Method comparison: LoRA that targets MLP modules (#2845)

BenjaminBossan · web-flow · commit 8d8aa0b71652 · 2025-10-16T17:37:02.000+02:00
The "LoRA Without Regret" blog post (https://thinkingmachines.ai/blog/lora/) mentions that targeting the MLP part of the transformer is more effective than targeting the attention modules. This experiment tests this by targeting: ["gate_proj", "up_proj", "down_proj"] instead of the default layers (["q_proj", "v_proj"]). I chose a rank to match the parameter count we would get when targeting the attention modules with rank 32, which is rank 10. Testing on my machine, there is indeed a nice improvement in the test score: | metric | target attention | target MLP | |----------------------|------------------|------------| | test accuracy | 48.2% | 51.3% | | # trainable params | 9175040 | 9461760 | | peak memory reserved | 20.74 GB | 23.02 GB | There is, however, also a marked increase in memory usage, despite matching parameter count. Since the operations are different, this may not be a surprise, but let's wait for the final verdict once this experiment runs on our AWS instance. Note: I also tested higher and lower ranks when targeting the MLP. The effect on memory usage was negligible, but it did improve the score: | metric | rank 8 | rank 10 | rank 12 | rank 32 | |--------------------|---------|---------|----------|----------| | test accuracy | 50.3% | 51.3% | 52.2% | 54.8% | | # trainable params | 7569408 | 9461760 | 11354112 | 30277632 | In the end, I chose only to add the rank 10 experiment to match the number of trainable parameters.

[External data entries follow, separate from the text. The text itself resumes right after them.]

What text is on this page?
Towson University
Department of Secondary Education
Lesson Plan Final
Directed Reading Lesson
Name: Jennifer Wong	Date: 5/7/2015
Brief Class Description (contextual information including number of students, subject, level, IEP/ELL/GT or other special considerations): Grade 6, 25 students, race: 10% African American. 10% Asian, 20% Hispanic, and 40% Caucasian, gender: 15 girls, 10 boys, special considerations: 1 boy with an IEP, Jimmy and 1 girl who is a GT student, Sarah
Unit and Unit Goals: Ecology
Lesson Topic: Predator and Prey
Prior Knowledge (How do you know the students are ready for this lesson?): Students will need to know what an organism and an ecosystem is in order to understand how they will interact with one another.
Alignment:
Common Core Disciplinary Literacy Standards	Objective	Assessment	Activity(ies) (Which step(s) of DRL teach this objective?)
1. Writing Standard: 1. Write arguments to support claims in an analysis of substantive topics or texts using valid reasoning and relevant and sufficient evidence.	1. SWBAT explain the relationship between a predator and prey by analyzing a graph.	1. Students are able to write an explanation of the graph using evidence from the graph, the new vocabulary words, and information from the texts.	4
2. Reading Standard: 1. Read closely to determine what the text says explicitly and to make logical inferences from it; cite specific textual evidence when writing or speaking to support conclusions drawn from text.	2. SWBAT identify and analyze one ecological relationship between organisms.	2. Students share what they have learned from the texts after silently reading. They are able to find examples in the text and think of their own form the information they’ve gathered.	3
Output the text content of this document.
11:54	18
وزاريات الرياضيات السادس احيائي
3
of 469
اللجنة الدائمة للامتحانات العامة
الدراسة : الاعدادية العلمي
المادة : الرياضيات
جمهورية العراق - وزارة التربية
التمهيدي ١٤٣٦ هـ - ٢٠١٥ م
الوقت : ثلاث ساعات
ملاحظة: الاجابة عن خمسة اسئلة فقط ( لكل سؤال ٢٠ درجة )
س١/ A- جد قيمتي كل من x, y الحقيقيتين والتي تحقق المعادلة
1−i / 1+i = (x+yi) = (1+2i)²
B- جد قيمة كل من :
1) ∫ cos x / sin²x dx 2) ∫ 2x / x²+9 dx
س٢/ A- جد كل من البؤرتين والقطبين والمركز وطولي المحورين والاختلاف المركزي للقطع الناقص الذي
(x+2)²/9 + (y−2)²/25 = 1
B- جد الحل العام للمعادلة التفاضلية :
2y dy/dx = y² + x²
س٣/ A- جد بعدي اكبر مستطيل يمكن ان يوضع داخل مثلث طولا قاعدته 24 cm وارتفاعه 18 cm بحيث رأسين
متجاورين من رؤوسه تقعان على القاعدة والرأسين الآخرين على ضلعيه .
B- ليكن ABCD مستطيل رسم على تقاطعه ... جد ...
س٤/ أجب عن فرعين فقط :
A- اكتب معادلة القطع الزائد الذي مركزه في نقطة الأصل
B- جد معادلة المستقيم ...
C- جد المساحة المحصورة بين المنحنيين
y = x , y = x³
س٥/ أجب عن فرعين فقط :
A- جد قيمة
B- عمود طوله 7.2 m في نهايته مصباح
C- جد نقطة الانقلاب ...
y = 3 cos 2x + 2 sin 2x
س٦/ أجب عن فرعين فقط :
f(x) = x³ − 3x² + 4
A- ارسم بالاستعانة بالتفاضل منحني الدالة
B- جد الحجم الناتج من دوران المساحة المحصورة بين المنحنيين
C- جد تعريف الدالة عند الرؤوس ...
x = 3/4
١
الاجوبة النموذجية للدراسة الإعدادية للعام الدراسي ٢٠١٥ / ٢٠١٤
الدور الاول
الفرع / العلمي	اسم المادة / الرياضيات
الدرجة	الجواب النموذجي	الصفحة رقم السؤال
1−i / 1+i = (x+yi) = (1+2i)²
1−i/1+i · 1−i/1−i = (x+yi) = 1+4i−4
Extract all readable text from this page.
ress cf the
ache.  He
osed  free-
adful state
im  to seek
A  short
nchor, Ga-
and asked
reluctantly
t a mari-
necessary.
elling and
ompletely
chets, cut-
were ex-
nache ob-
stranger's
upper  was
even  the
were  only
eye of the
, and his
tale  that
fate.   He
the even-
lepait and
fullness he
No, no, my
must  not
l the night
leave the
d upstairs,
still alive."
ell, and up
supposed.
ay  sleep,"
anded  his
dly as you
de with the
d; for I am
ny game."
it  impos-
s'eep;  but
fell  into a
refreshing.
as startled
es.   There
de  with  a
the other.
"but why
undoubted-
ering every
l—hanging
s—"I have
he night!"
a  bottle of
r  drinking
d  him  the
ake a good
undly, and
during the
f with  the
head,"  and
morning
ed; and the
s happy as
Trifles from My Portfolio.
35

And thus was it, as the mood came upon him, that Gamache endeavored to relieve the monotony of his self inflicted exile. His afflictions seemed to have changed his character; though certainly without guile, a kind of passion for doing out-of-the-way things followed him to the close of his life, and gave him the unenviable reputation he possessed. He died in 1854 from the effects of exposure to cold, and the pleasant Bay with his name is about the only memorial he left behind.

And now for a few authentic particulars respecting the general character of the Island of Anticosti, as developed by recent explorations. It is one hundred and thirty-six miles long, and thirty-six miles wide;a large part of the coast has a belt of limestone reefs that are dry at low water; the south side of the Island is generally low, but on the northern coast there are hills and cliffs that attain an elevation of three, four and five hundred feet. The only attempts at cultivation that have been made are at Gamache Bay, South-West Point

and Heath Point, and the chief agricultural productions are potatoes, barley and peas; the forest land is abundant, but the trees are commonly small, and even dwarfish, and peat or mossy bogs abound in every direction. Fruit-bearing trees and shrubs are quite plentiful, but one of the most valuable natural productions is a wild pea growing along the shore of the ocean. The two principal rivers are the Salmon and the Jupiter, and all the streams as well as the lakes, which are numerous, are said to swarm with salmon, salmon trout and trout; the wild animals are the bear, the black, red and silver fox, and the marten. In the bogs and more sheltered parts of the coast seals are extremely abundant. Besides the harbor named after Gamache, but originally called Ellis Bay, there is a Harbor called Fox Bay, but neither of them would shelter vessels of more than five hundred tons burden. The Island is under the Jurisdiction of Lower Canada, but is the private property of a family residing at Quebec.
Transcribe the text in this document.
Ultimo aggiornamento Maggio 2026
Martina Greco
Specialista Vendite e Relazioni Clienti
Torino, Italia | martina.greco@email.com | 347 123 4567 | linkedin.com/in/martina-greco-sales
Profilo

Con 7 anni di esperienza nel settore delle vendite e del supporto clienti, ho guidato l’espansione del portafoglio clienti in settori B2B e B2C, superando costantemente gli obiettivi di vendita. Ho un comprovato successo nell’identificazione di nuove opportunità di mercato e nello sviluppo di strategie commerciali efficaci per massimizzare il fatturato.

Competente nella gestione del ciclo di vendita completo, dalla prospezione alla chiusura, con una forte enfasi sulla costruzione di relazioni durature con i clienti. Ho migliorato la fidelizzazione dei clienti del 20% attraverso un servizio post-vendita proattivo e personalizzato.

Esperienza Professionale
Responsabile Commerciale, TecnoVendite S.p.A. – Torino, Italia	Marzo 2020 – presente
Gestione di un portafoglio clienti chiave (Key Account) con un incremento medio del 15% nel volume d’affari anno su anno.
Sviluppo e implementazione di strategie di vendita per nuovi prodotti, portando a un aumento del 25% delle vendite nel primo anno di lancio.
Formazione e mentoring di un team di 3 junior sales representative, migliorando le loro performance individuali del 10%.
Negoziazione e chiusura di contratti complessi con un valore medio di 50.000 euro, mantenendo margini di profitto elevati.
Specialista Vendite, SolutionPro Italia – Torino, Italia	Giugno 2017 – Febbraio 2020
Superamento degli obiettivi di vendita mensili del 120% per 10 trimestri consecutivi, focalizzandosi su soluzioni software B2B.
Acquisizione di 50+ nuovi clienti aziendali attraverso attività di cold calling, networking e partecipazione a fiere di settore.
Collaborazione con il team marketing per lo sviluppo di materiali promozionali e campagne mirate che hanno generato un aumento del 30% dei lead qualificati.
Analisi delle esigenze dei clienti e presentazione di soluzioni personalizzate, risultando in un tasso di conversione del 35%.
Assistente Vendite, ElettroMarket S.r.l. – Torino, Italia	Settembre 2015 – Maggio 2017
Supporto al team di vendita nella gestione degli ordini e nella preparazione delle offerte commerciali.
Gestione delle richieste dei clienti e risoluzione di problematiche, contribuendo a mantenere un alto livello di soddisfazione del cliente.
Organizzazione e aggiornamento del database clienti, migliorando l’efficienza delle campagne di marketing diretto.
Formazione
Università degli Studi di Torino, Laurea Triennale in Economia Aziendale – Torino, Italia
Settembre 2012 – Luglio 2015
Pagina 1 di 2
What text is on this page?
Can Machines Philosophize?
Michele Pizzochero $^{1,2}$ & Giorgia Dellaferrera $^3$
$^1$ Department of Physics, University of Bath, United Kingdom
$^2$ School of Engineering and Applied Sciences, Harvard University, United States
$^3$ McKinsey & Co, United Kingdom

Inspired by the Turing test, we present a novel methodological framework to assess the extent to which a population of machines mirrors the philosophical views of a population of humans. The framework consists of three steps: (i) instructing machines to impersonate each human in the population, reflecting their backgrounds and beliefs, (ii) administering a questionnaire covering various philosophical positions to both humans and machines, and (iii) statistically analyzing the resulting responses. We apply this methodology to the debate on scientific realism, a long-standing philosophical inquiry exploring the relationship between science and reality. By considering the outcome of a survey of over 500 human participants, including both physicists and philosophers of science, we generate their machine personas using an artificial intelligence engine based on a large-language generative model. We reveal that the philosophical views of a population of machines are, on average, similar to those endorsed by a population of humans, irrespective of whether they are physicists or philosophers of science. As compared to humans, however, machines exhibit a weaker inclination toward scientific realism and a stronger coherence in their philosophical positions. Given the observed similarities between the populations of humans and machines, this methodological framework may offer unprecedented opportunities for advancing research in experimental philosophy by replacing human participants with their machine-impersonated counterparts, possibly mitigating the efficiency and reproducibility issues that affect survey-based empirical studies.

diff --git a/method_comparison/MetaMathQA/experiments/lora/llama-3.2-3B-rank10-target-mlp/adapter_config.json b/method_comparison/MetaMathQA/experiments/lora/llama-3.2-3B-rank10-target-mlp/adapter_config.json
@@ -0,0 +1,30 @@
+{
+  "alpha_pattern": {},
+  "auto_mapping": null,
+  "base_model_name_or_path": null,
+  "bias": "none",
+  "corda_config": null,
+  "eva_config": null,
+  "exclude_modules": null,
+  "fan_in_fan_out": false,
+  "inference_mode": false,
+  "init_lora_weights": true,
+  "layer_replication": null,
+  "layers_pattern": null,
+  "layers_to_transform": null,
+  "loftq_config": {},
+  "lora_alpha": 20,
+  "lora_bias": false,
+  "lora_dropout": 0.0,
+  "megatron_config": null,
+  "megatron_core": "megatron.core",
+  "modules_to_save": null,
+  "peft_type": "LORA",
+  "r": 10,
+  "rank_pattern": {},
+  "revision": null,
+  "target_modules": ["gate_proj", "up_proj", "down_proj"],
+  "task_type": "CAUSAL_LM",
+  "use_dora": false,
+  "use_rslora": false
+}